No wonder it is difficult to have a good time on holidays around the French. Most of them never come down from the high anxiety of the schoolyear and what they don't lose in one summer they carry over into the following term - and the ante goes up and up, until the all-dreaded BAC.

It is one very unfunny thing about France and I find it hard to remember anything pleasant about it. The odd thing is, my kids don't seem to mind. They go a bit wacko if they aren't being ordered around by drill sergeants all day, and treat parental kindness with utter contempt and total disregard for our fragile sanity. It is not funny at all.

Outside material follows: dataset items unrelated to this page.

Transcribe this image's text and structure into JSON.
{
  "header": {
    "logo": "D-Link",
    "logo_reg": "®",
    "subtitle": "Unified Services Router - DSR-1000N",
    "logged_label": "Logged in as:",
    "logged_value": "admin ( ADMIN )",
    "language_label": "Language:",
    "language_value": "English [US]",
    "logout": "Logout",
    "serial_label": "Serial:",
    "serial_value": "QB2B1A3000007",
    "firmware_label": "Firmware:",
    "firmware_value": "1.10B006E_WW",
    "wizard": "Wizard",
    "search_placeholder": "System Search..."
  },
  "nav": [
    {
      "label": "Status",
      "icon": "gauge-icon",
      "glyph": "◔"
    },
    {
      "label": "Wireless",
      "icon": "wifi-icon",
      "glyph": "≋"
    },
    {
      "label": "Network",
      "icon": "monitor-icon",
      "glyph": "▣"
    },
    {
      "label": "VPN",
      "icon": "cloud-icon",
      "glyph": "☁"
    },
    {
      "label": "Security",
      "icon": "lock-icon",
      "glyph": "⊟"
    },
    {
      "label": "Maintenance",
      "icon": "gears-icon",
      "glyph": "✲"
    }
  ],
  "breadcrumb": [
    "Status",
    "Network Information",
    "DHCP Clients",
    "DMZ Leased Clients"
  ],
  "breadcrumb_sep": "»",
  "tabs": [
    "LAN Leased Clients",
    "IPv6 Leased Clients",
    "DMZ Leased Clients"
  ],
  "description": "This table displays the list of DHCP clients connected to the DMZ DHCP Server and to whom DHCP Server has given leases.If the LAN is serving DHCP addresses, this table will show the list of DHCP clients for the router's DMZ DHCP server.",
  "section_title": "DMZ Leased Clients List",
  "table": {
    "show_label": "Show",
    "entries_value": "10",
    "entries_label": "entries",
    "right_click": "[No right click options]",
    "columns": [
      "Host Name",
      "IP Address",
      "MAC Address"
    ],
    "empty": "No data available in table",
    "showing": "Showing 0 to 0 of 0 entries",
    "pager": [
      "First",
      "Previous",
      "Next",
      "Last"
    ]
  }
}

The organization was invented by Kafka. If you want to buy a whole term's worth of school lunches you do it at our village city hall. If you want to just buy occasional meals, you have to go and buy individual tickets from a lady in a little cubbyhole office at the school and wait while she spreads the town gossip to the two other moms that are ahead of you. And when it is your turn the conversation goes like this:

Me: 'Ten tickets, please.'
The Lady: 'That's eighty francs you know.'
Me: 'Yes, I know, here's a hundred.'
The Lady: 'Are you sure that was ten tickets?'
Me: 'Sure I'm sure.'
The Lady: 'They are eight francs each.'
Me: 'I know. Here's a hundred francs.'
The Lady: 'Do you mind if I give you four five franc pieces back. I'm out of tens and notes.'
Me: 'Sure, that's fine.'
The Lady: 'What's the child's name?'
Me: 'Er, what difference does it make?'

And that was a mistake and I got out of there twenty minutes later, out past 13 other moms waiting for tickets.

And today, I think I have to take each of them to a different school, and they both have to be there at the same time.